In the last 12 months, Mandiant Threat Intelligence observed and
reported on information operations conducted in support of the
political interests of numerous countries. During Singapore's 2020
general elections, the country's first "digital" election,
Mandiant Threat Intelligence identified multiple inauthentic accounts.
These accounts did not, however, appear to be acting in a coordinated manner.
We expect that threat actors will continue to target entities
associated with elections worldwide for the foreseeable future and may
expand the scope of this activity as long as the potential rewards of
these operations outweigh the risks. State-sponsored actors almost
certainly view targeting the electoral process as an effective means
of projecting power and collecting intelligence.
Furthermore, the continuous expansion of the social media landscape
will likely encourage various actors to pursue information operations
by promoting preferred narratives, including the use of propagating
inauthentic or deceptive information. We have already seen tactics
evolve to avoid detection and incorporate emerging technologies, such
as "deepfake" or multimedia manipulation technology, to
advance more believable and impactful information operations, and we
expect these innovations to continue. Lower tech methods, such as
outsourcing propaganda activities to real people hired specifically to
spread false and misleading content, can hinder attribution efforts
and potentially increase the effectiveness of operations if those
people have a more specialized understanding of the information environment.

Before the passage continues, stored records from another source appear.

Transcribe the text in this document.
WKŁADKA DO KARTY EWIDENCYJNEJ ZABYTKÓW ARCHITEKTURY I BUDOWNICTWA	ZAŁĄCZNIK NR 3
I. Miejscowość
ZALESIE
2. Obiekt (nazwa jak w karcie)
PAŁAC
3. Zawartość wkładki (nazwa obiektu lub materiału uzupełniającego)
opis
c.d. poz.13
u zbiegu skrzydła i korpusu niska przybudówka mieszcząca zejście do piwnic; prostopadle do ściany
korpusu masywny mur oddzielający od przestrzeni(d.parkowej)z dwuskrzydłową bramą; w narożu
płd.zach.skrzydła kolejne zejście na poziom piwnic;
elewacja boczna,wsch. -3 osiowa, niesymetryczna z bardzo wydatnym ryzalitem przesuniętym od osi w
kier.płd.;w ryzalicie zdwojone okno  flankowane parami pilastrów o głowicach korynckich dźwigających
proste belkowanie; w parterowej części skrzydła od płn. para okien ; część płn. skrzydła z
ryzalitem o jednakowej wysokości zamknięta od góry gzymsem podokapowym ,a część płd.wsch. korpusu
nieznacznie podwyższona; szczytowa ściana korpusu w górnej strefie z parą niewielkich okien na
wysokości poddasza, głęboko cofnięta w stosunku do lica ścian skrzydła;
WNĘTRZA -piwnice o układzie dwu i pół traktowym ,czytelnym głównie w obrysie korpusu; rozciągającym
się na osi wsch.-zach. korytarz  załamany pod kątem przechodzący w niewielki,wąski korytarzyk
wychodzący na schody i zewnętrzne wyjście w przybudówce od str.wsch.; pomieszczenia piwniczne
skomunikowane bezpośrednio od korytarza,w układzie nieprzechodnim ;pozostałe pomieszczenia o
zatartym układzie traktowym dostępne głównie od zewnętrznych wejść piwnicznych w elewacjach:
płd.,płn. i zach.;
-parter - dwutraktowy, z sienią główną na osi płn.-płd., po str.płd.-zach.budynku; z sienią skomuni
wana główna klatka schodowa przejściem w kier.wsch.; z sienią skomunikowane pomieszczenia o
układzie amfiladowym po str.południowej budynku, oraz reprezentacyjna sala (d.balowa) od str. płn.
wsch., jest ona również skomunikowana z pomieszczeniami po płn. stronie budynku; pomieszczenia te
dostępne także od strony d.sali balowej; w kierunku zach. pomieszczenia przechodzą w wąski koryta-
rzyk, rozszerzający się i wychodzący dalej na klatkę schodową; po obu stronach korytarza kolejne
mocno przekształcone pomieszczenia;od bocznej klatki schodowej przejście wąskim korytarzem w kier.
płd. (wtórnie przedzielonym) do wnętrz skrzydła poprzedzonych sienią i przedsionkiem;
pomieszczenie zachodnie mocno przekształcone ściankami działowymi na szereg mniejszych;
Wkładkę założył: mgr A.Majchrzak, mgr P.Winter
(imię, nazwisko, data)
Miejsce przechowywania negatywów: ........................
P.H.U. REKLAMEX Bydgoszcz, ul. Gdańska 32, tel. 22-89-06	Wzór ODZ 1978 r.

To battle election threats, there is an urgent need to increase
public awareness of the threat and inculcate behaviors that reduce the
risk of compromise or disruption. These include everything from
rigorously securing email to implementing policy around notification
of cyber incidents in the supply chain. In addition, governments can
consider mandating digital imprint requirements for election
campaigning, increasing fines for electoral fraud, and increasing
transparency around digital political advertisements. Investment in
news verification and screening methodologies on search and social
media platforms as well as public education efforts equipping voters
and students to distinguish trustworthy information from suspicions
may also reduce the impact of influence operations.